1

This question struck me a few minutes back, I was at a table with a pear. It was more narrow than round.I proceeded to rotate this pear in one swift movement. It rotated for a few seconds, and suddenly changed its orientation so that its axis of rotation was "vertical" instead of horizontal, and it stayed vertical till it stopped rotating. The same repeated every single time I rotated the object. but oddly this did not work when the initial force I applied was a small one. Does this happen with all objects? Why do objects tend to change their axis of rotation?

.Rudimentary Illustration.

Hritik Narayan
  • 7,318
  • 3
  • 33
  • 46
  • 3
    For the Dzhanibekov effect, the tennis racquet theorem, and the intermediate axis theorem, see e.g. http://physics.stackexchange.com/q/17504/2451, http://physics.stackexchange.com/q/34364/2451, http://physics.stackexchange.com/q/67957/2451, and links therein. – Qmechanic Nov 30 '14 at 13:35
  • You can buy a cute wooden top which spins, precesses, and then flips over to spin on the opposite end of the same axis. The answer lies in ugly equations of angular momentum in 3 dimensions. Thankfully I finished my schooling long ago and don't have to try to solve these situations any more :-) – Carl Witthoft Nov 30 '14 at 13:36
  • Is there any non mathematical explanation for this? (I'd work the mathematical ones but I prefer the earlier :D ) – Hritik Narayan Nov 30 '14 at 13:38

1 Answers1

-1

If we look at the symmetry of the pear of mass $m$, we can see on the x axis that momentum is conserved because the derivative of its motion in space $x$ is the same from any point we measure it's motion from:

$$p_x=m \frac{dx}{dt}$$

On the y axis however, the system is affected by an external field gravity, $g$ which pulls the pear downwards. This removes symmetry from the vertical axis and means that vertical momentum is not conserved.

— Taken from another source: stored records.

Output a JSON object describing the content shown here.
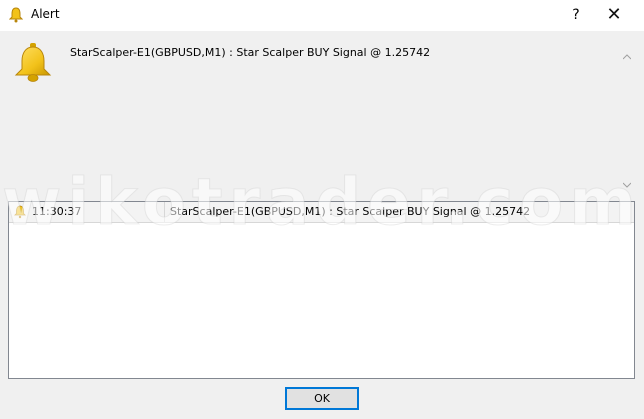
{
  "window": {
    "title": "Alert",
    "help_label": "?",
    "close_label": "✕"
  },
  "message": {
    "text": "StarScalper-E1(GBPUSD,M1) : Star Scalper BUY Signal @ 1.25742"
  },
  "history": {
    "rows": [
      {
        "time": "11:30:37",
        "message": "StarScalper-E1(GBPUSD,M1) : Star Scalper BUY Signal @ 1.25742"
      }
    ]
  },
  "buttons": {
    "ok_label": "OK"
  },
  "watermark": {
    "text": "wikotrader.com"
  },
  "colors": {
    "focus_border": "#0078d7",
    "bell_gold": "#f2c21a"
  },
  "icons": {
    "title": "bell-icon",
    "message": "bell-icon",
    "row": "bell-icon"
  }
}
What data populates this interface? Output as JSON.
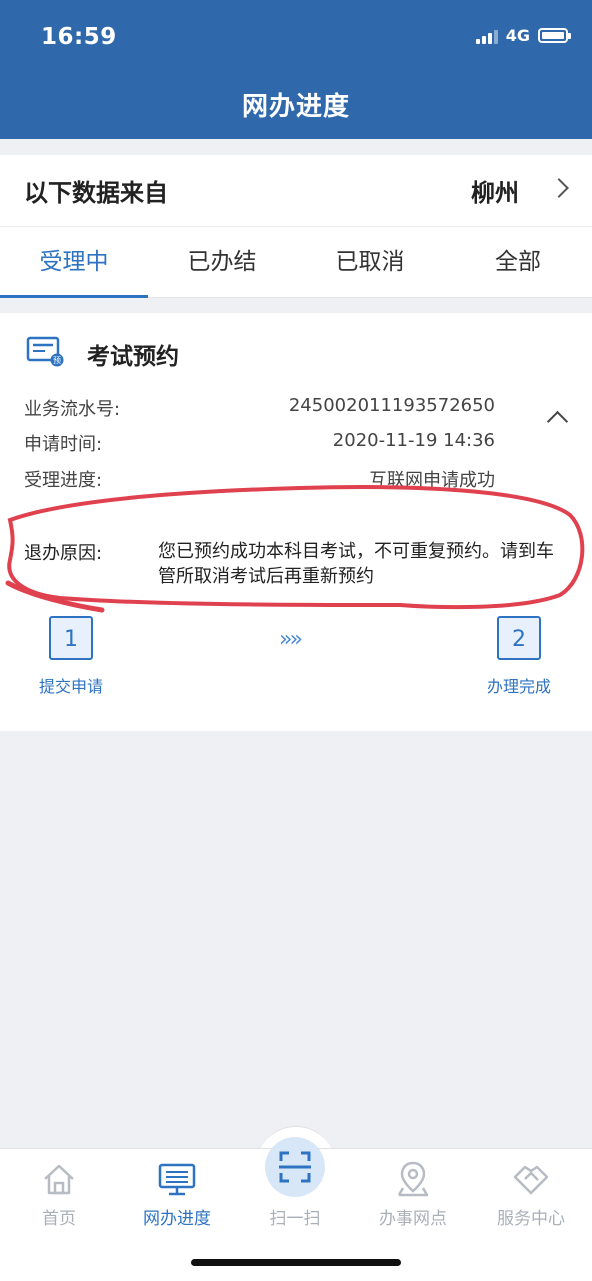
{
  "status_bar": {
    "time": "16:59",
    "network": "4G"
  },
  "header": {
    "title": "网办进度"
  },
  "source": {
    "label": "以下数据来自",
    "city": "柳州"
  },
  "tabs": [
    {
      "label": "受理中",
      "active": true
    },
    {
      "label": "已办结",
      "active": false
    },
    {
      "label": "已取消",
      "active": false
    },
    {
      "label": "全部",
      "active": false
    }
  ],
  "card": {
    "title": "考试预约",
    "icon_badge": "预",
    "rows": [
      {
        "label": "业务流水号:",
        "value": "245002011193572650"
      },
      {
        "label": "申请时间:",
        "value": "2020-11-19 14:36"
      },
      {
        "label": "受理进度:",
        "value": "互联网申请成功"
      }
    ],
    "reason": {
      "label": "退办原因:",
      "text": "您已预约成功本科目考试，不可重复预约。请到车管所取消考试后再重新预约"
    },
    "steps": [
      {
        "number": "1",
        "label": "提交申请"
      },
      {
        "number": "2",
        "label": "办理完成"
      }
    ],
    "arrows": "»»"
  },
  "tabbar": [
    {
      "label": "首页",
      "icon": "home-icon",
      "active": false
    },
    {
      "label": "网办进度",
      "icon": "monitor-icon",
      "active": true
    },
    {
      "label": "扫一扫",
      "icon": "scan-icon",
      "active": false
    },
    {
      "label": "办事网点",
      "icon": "location-pin-icon",
      "active": false
    },
    {
      "label": "服务中心",
      "icon": "handshake-icon",
      "active": false
    }
  ],
  "colors": {
    "header": "#2f68ab",
    "accent": "#2e73c2",
    "annotation": "#e0414e"
  }
}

The moment of inertia of m is given by:

$$I=mr^2$$

Where $r$ is the radius. Here, the pear itself also does not have an evenly distributed radius. Its center of mass in all 3 dimensions is given by:

$$x_{cm}\frac{1}{M}\int{x dm}$$

$$y_{cm}\frac{1}{M}\int{y dm}$$

But we already know that $p_y=m \frac{dy}{dt}$ is not conserved. Where have an axis of rotation when we start spinning the pear, because the pear has a momentum that is not conserved in the vertical direction this pulls the pear downward.